Parecía obvio, pero no. Chile era un país de sobrevivencia, y atravesábamos los días cumpliendo un verdadero pacto de silencio que nos impuso el proceso de transición a la democracia. «¿Qué sacas con quejarte?», «preocúpate de lo tuyo», «podrías estar peor» eran pensamientos totalmente asimilados por todas y todos, y ese día en que cientos de secundarios saltaron las barreras del Metro, ese día, entendimos el daño que nos habíamos causado. Entendimos que sí teníamos derecho a soñar.

A un año de aquel suceso, y a pesar de la Pandemia, el país entero renovó sus votos con la esperanza.

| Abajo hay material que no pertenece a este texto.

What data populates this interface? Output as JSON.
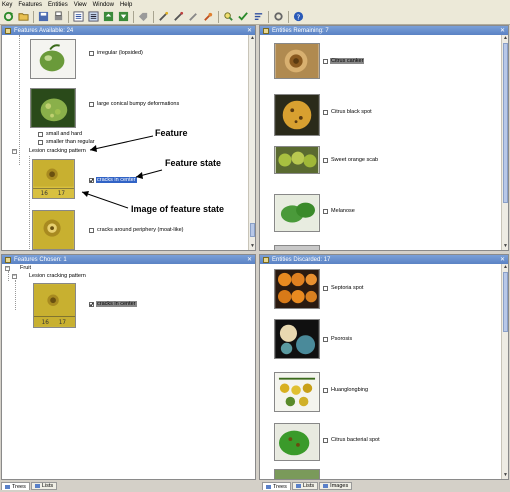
{
  "menu": [
    "Key",
    "Features",
    "Entities",
    "View",
    "Window",
    "Help"
  ],
  "toolbar": [
    "refresh-icon",
    "open-icon",
    "save-icon",
    "print-icon",
    "tree-view-icon",
    "list-view-icon",
    "collapse-icon",
    "expand-icon",
    "tag-icon",
    "wand-icon",
    "wand-alt-icon",
    "wand-clear-icon",
    "pin-icon",
    "find-icon",
    "check-icon",
    "sort-icon",
    "tools-icon",
    "help-icon"
  ],
  "panels": {
    "available": {
      "title": "Features Available: 24",
      "items": {
        "irregular": "irregular (lopsided)",
        "conical": "large conical bumpy deformations",
        "small_hard": "small and hard",
        "smaller": "smaller than regular",
        "lesion": "Lesion cracking pattern",
        "cracks_center": "cracks in center",
        "cracks_periphery": "cracks around periphery (moat-like)"
      }
    },
    "remaining": {
      "title": "Entities Remaining: 7",
      "items": [
        "Citrus canker",
        "Citrus black spot",
        "Sweet orange scab",
        "Melanose"
      ]
    },
    "chosen": {
      "title": "Features Chosen: 1",
      "fruit": "Fruit",
      "lesion": "Lesion cracking pattern",
      "cracks_center": "cracks in center"
    },
    "discarded": {
      "title": "Entities Discarded: 17",
      "items": [
        "Septoria spot",
        "Psorosis",
        "Huanglongbing",
        "Citrus bacterial spot"
      ]
    }
  },
  "annotations": {
    "feature": "Feature",
    "feature_state": "Feature state",
    "image_state": "Image of feature state"
  },
  "tabs_left": [
    "Trees",
    "Lists"
  ],
  "tabs_right": [
    "Trees",
    "Lists",
    "Images"
  ]
}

Cambiar la Constitución escrita en dictadura tiene un peso tan grande como el de cortar la soga que llevas al cuello. Porque una generación votó que NO a Pinochet, pero sus preceptos seguían dominando, y el dolor de todas esas personas que no vieron regresar a sus seres querido era un cáncer que nos estaba matando.

Entonces, quien no comprenda por qué el plebiscito tuvo tal participación ciudadana, o por qué surge un número tan impactante como 78%, no sabe lo que es vivir sin expectativas. Quien no comprenda que millones de personas hayan desafiado la pandemia alrededor del mundo entero por decir «Apruebo», no sabe lo que es sentirse indigno.

Esta reivindicación la hemos visto antes en la historia; por eso, antes de alabar el ejercicio ciudadano de Chile, invito a hacer memoria. Antes de ensordecernos con los aplausos, invito a pensar. Chile hoy está representando un sentir que no tiene fronteras. Porque los seres humanos existimos para crear y soñar, y sin esas opciones estamos mutilados.

Más allá de sus consecuencias políticas, el valor del movimiento chileno es la reconexión y reivindicación de grupos invisibilizados. Es cómo estas personas se sintieron importantes por primera vez en sus vidas, se vieron y se cuidaron las unas a las otras. El problema no era económico, sino la falta de valor, respeto y reconocimiento.